Le mot d’ordre de ce spectacle est écrit noir sur blanc : il s’agira de « célébrer la foi, la famille et la liberté », pose Turning Point USA. Quatre artistes bien plus favorables à Donald Trump ont été choisis pour animer ce concert. Il s’agit du chanteur Kid Rock, ainsi que trois figures de la musique country, dont Brantley Gilbert, connu pour son engagement pro-armes, et la chanteuse Gabby Barrett, qui s’était produite à la Maison Blanche pour un concert de Noël en 2018, lors du premier mandat de Donald Trump.

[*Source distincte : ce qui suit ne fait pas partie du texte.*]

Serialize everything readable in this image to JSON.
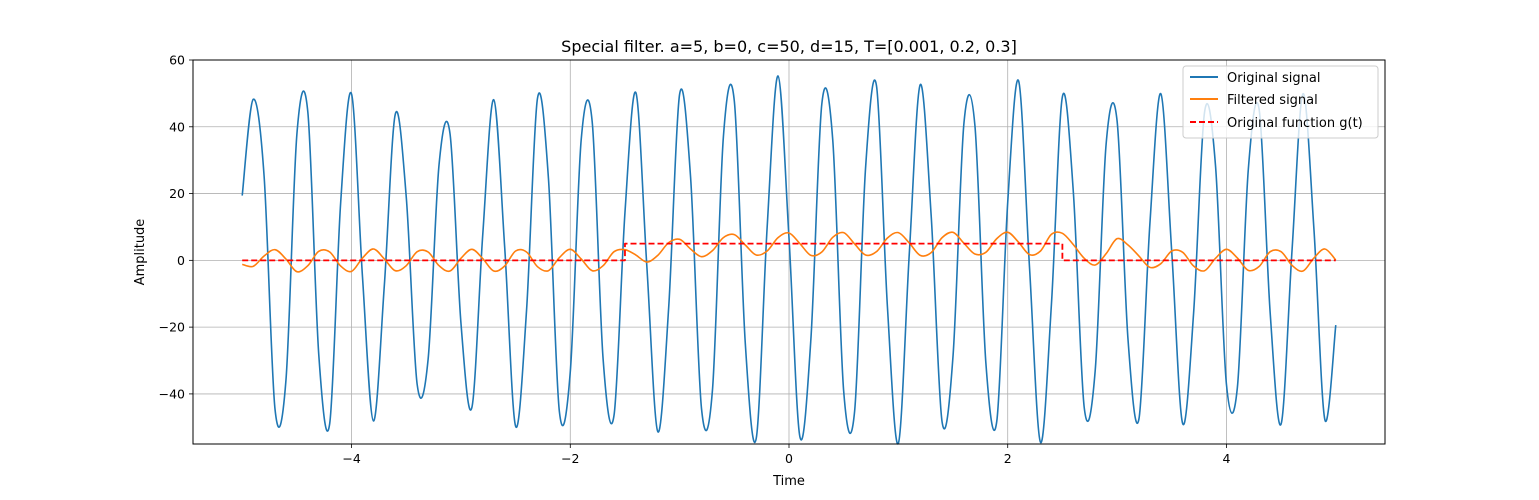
{
  "chart_data": {
    "type": "line",
    "title": "Special filter. a=5, b=0, c=50, d=15, T=[0.001, 0.2, 0.3]",
    "xlabel": "Time",
    "ylabel": "Amplitude",
    "xlim": [
      -5.45,
      5.45
    ],
    "ylim": [
      -55,
      60
    ],
    "xticks": [
      -4,
      -2,
      0,
      2,
      4
    ],
    "xtick_labels": [
      "−4",
      "−2",
      "0",
      "2",
      "4"
    ],
    "yticks": [
      -40,
      -20,
      0,
      20,
      40,
      60
    ],
    "ytick_labels": [
      "−40",
      "−20",
      "0",
      "20",
      "40",
      "60"
    ],
    "grid": true,
    "legend_position": "top-right",
    "legend": [
      {
        "label": "Original signal",
        "color": "#1f77b4",
        "style": "solid"
      },
      {
        "label": "Filtered signal",
        "color": "#ff7f0e",
        "style": "solid"
      },
      {
        "label": "Original function g(t)",
        "color": "#ff0000",
        "style": "dashed"
      }
    ],
    "series": [
      {
        "name": "Original signal",
        "color": "#1f77b4",
        "x": [
          -5.0,
          -4.9,
          -4.8,
          -4.7,
          -4.6,
          -4.5,
          -4.4,
          -4.3,
          -4.2,
          -4.1,
          -4.0,
          -3.9,
          -3.8,
          -3.7,
          -3.6,
          -3.5,
          -3.4,
          -3.3,
          -3.2,
          -3.1,
          -3.0,
          -2.9,
          -2.8,
          -2.7,
          -2.6,
          -2.5,
          -2.4,
          -2.3,
          -2.2,
          -2.1,
          -2.0,
          -1.9,
          -1.8,
          -1.7,
          -1.6,
          -1.5,
          -1.4,
          -1.3,
          -1.2,
          -1.1,
          -1.0,
          -0.9,
          -0.8,
          -0.7,
          -0.6,
          -0.5,
          -0.4,
          -0.3,
          -0.2,
          -0.1,
          0.0,
          0.1,
          0.2,
          0.3,
          0.4,
          0.5,
          0.6,
          0.7,
          0.8,
          0.9,
          1.0,
          1.1,
          1.2,
          1.3,
          1.4,
          1.5,
          1.6,
          1.7,
          1.8,
          1.9,
          2.0,
          2.1,
          2.2,
          2.3,
          2.4,
          2.5,
          2.6,
          2.7,
          2.8,
          2.9,
          3.0,
          3.1,
          3.2,
          3.3,
          3.4,
          3.5,
          3.6,
          3.7,
          3.8,
          3.9,
          4.0,
          4.1,
          4.2,
          4.3,
          4.4,
          4.5,
          4.6,
          4.7,
          4.8,
          4.9,
          5.0
        ],
        "y": [
          19.4,
          48.2,
          25.3,
          -44.6,
          -35.9,
          37.8,
          44.4,
          -28.2,
          -48.9,
          17.1,
          49.8,
          -5.0,
          -48.1,
          -7.3,
          43.8,
          19.0,
          -37.2,
          -29.6,
          28.7,
          38.0,
          -18.7,
          -44.1,
          7.9,
          48.1,
          4.0,
          -49.7,
          -15.0,
          48.5,
          24.7,
          -45.2,
          -33.4,
          36.2,
          41.6,
          -29.5,
          -46.4,
          14.3,
          50.2,
          -1.7,
          -51.3,
          -14.0,
          49.8,
          24.9,
          -44.4,
          -38.9,
          37.0,
          47.7,
          -24.7,
          -53.4,
          9.8,
          55.2,
          6.7,
          -52.9,
          -23.7,
          46.8,
          36.1,
          -39.2,
          -45.2,
          27.6,
          52.3,
          -13.9,
          -54.8,
          2.0,
          52.6,
          13.4,
          -48.4,
          -28.6,
          41.2,
          40.4,
          -30.6,
          -48.2,
          17.4,
          53.7,
          -2.5,
          -54.5,
          -13.0,
          49.0,
          20.5,
          -44.2,
          -33.0,
          34.9,
          41.8,
          -23.7,
          -47.5,
          10.9,
          49.9,
          2.5,
          -48.9,
          -15.7,
          44.4,
          28.4,
          -37.1,
          -38.1,
          27.2,
          45.0,
          -15.7,
          -49.0,
          3.1,
          49.9,
          9.4,
          -47.7,
          -19.4
        ]
      },
      {
        "name": "Filtered signal",
        "color": "#ff7f0e",
        "x": [
          -5.0,
          -4.9,
          -4.8,
          -4.7,
          -4.6,
          -4.5,
          -4.4,
          -4.3,
          -4.2,
          -4.1,
          -4.0,
          -3.9,
          -3.8,
          -3.7,
          -3.6,
          -3.5,
          -3.4,
          -3.3,
          -3.2,
          -3.1,
          -3.0,
          -2.9,
          -2.8,
          -2.7,
          -2.6,
          -2.5,
          -2.4,
          -2.3,
          -2.2,
          -2.1,
          -2.0,
          -1.9,
          -1.8,
          -1.7,
          -1.6,
          -1.5,
          -1.4,
          -1.3,
          -1.2,
          -1.1,
          -1.0,
          -0.9,
          -0.8,
          -0.7,
          -0.6,
          -0.5,
          -0.4,
          -0.3,
          -0.2,
          -0.1,
          0.0,
          0.1,
          0.2,
          0.3,
          0.4,
          0.5,
          0.6,
          0.7,
          0.8,
          0.9,
          1.0,
          1.1,
          1.2,
          1.3,
          1.4,
          1.5,
          1.6,
          1.7,
          1.8,
          1.9,
          2.0,
          2.1,
          2.2,
          2.3,
          2.4,
          2.5,
          2.6,
          2.7,
          2.8,
          2.9,
          3.0,
          3.1,
          3.2,
          3.3,
          3.4,
          3.5,
          3.6,
          3.7,
          3.8,
          3.9,
          4.0,
          4.1,
          4.2,
          4.3,
          4.4,
          4.5,
          4.6,
          4.7,
          4.8,
          4.9,
          5.0
        ],
        "y": [
          -1.2,
          -1.8,
          1.3,
          3.2,
          0.4,
          -3.4,
          -1.6,
          2.7,
          2.5,
          -1.7,
          -3.3,
          0.7,
          3.4,
          0.4,
          -3.1,
          -1.6,
          2.6,
          2.5,
          -1.6,
          -3.2,
          0.6,
          3.3,
          0.5,
          -3.2,
          -1.7,
          2.8,
          2.5,
          -1.9,
          -3.1,
          0.8,
          3.3,
          0.4,
          -3.1,
          -1.6,
          2.6,
          3.2,
          1.6,
          -0.5,
          1.5,
          5.3,
          6.3,
          3.4,
          1.1,
          2.9,
          6.8,
          7.7,
          4.6,
          1.6,
          2.8,
          6.8,
          8.2,
          5.0,
          1.5,
          2.5,
          6.9,
          8.3,
          4.9,
          1.6,
          2.6,
          6.7,
          8.3,
          5.2,
          1.5,
          2.3,
          6.8,
          8.4,
          5.1,
          1.9,
          2.4,
          6.5,
          8.4,
          5.4,
          1.7,
          2.8,
          7.8,
          8.1,
          4.7,
          0.6,
          -1.4,
          2.0,
          6.5,
          4.6,
          1.3,
          -2.1,
          -1.0,
          2.8,
          2.4,
          -1.7,
          -3.1,
          0.6,
          3.3,
          0.7,
          -3.0,
          -1.8,
          2.6,
          2.6,
          -1.5,
          -3.2,
          0.7,
          3.4,
          0.1
        ]
      },
      {
        "name": "Original function g(t)",
        "color": "#ff0000",
        "dashed": true,
        "x": [
          -5.0,
          -1.5,
          -1.5,
          2.5,
          2.5,
          5.0
        ],
        "y": [
          0,
          0,
          5,
          5,
          0,
          0
        ]
      }
    ]
  }
}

THE LINEUP FOR THE ALL-AMERICAN HALFTIME SHOW IS HERE! 🔥
Watch Kid Rock, Brantley Gilbert, Lee Brice, and Gabby Barrett THIS SUNDAY 🇺🇸 pic.twitter.com/xwurEhdB13
— Turning Point USA (@TPUSA) February 2, 2026
Pour visionner cette série de concerts, les téléspectateurs pourront zapper sur l’une des chaînes du réseau médiatique conservateur, qui prend de l’ampleur aux Etats-Unis. La chaîne chrétienne évangélique Trinity Broadcast Network ou encore les stations Real America’s Voice (« La vraie voix de l’Amérique ») et One America News, connue pour relayer des théories conspirationnistes, font partie des canaux de retransmission de ce spectacle.

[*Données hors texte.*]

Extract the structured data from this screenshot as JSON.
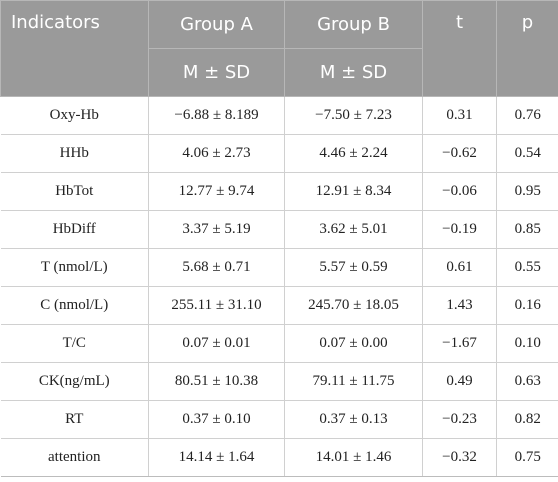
{
  "table": {
    "headers": {
      "indicators": "Indicators",
      "group_a": "Group A",
      "group_b": "Group B",
      "t": "t",
      "p": "p",
      "sub_a": "M ± SD",
      "sub_b": "M ± SD"
    },
    "rows": [
      {
        "indicator": "Oxy-Hb",
        "group_a": "−6.88 ± 8.189",
        "group_b": "−7.50 ± 7.23",
        "t": "0.31",
        "p": "0.76"
      },
      {
        "indicator": "HHb",
        "group_a": "4.06 ± 2.73",
        "group_b": "4.46 ± 2.24",
        "t": "−0.62",
        "p": "0.54"
      },
      {
        "indicator": "HbTot",
        "group_a": "12.77 ± 9.74",
        "group_b": "12.91 ± 8.34",
        "t": "−0.06",
        "p": "0.95"
      },
      {
        "indicator": "HbDiff",
        "group_a": "3.37 ± 5.19",
        "group_b": "3.62 ± 5.01",
        "t": "−0.19",
        "p": "0.85"
      },
      {
        "indicator": "T (nmol/L)",
        "group_a": "5.68 ± 0.71",
        "group_b": "5.57 ± 0.59",
        "t": "0.61",
        "p": "0.55"
      },
      {
        "indicator": "C (nmol/L)",
        "group_a": "255.11 ± 31.10",
        "group_b": "245.70 ± 18.05",
        "t": "1.43",
        "p": "0.16"
      },
      {
        "indicator": "T/C",
        "group_a": "0.07 ± 0.01",
        "group_b": "0.07 ± 0.00",
        "t": "−1.67",
        "p": "0.10"
      },
      {
        "indicator": "CK(ng/mL)",
        "group_a": "80.51 ± 10.38",
        "group_b": "79.11 ± 11.75",
        "t": "0.49",
        "p": "0.63"
      },
      {
        "indicator": "RT",
        "group_a": "0.37 ± 0.10",
        "group_b": "0.37 ± 0.13",
        "t": "−0.23",
        "p": "0.82"
      },
      {
        "indicator": "attention",
        "group_a": "14.14 ± 1.64",
        "group_b": "14.01 ± 1.46",
        "t": "−0.32",
        "p": "0.75"
      }
    ],
    "colors": {
      "header_bg": "#9a9a9a",
      "header_text": "#ffffff",
      "grid": "#d0d0d0"
    }
  }
}
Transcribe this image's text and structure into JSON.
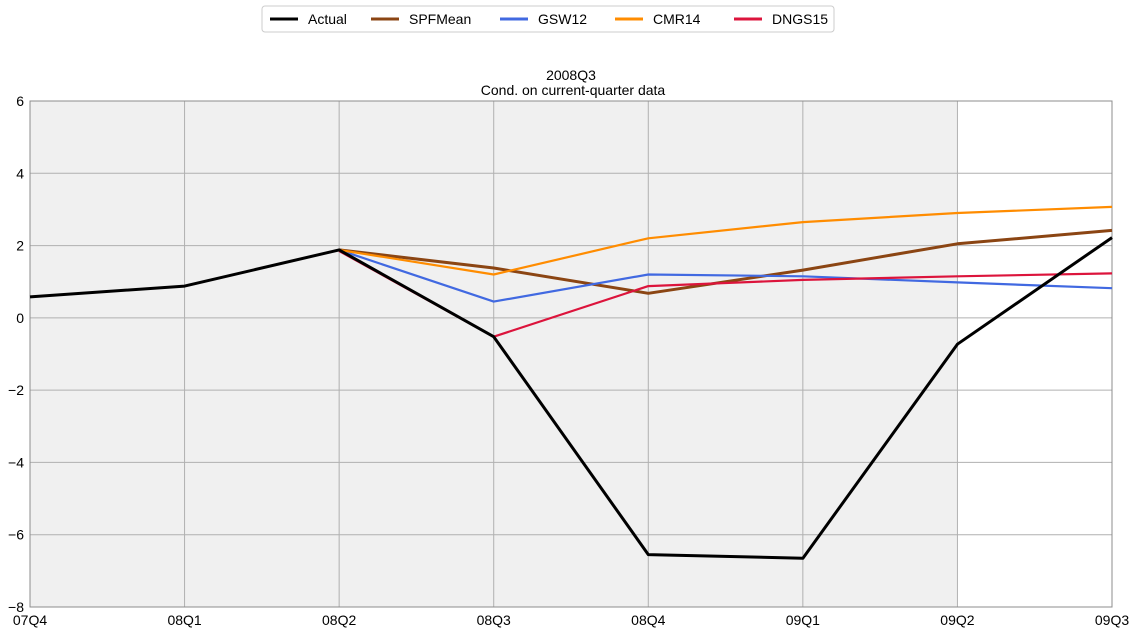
{
  "chart_data": {
    "type": "line",
    "title": "2008Q3",
    "subtitle": "Cond. on current-quarter data",
    "xlabel": "",
    "ylabel": "",
    "categories": [
      "07Q4",
      "08Q1",
      "08Q2",
      "08Q3",
      "08Q4",
      "09Q1",
      "09Q2",
      "09Q3"
    ],
    "ylim": [
      -8,
      6
    ],
    "yticks": [
      -8,
      -6,
      -4,
      -2,
      0,
      2,
      4,
      6
    ],
    "ytick_labels": [
      "−8",
      "−6",
      "−4",
      "−2",
      "0",
      "2",
      "4",
      "6"
    ],
    "grid": true,
    "shaded_region": {
      "from": "07Q4",
      "to": "09Q2",
      "color": "#f0f0f0"
    },
    "legend_position": "top-center",
    "series": [
      {
        "name": "Actual",
        "color": "#000000",
        "values": [
          0.58,
          0.88,
          1.88,
          -0.52,
          -6.55,
          -6.65,
          -0.73,
          2.22
        ]
      },
      {
        "name": "SPFMean",
        "color": "#8b4513",
        "values": [
          null,
          null,
          1.88,
          1.38,
          0.68,
          1.32,
          2.05,
          2.42
        ]
      },
      {
        "name": "GSW12",
        "color": "#4169e1",
        "values": [
          null,
          null,
          1.88,
          0.45,
          1.2,
          1.15,
          0.98,
          0.82
        ]
      },
      {
        "name": "CMR14",
        "color": "#ff8c00",
        "values": [
          null,
          null,
          1.88,
          1.2,
          2.2,
          2.65,
          2.9,
          3.07
        ]
      },
      {
        "name": "DNGS15",
        "color": "#dc143c",
        "values": [
          null,
          null,
          1.85,
          -0.52,
          0.88,
          1.05,
          1.15,
          1.23
        ]
      }
    ]
  }
}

Le flux sera également disponible sur les réseaux sociaux de Turning Point USA et du compte YouTube de Charlie Kirk, qui compte toujours plus de 5,5 millions d’abonnés. Le concert sera également retransmis par Rumble, une plateforme de partage de vidéos interdite en France à cause de son absence de modération et des contenus d’ultradroite ou pro-Poutine qui y prolifèrent. Selon un sondage en ligne YouGov, 35% des répondants préfèrent regarder le concert de Bad Bunny, contre 28% pour le concert alternatif. Sans grande surprise, le premier show a surtout la préférence des démocrates, alors que le second intéresse davantage les électeurs républicains.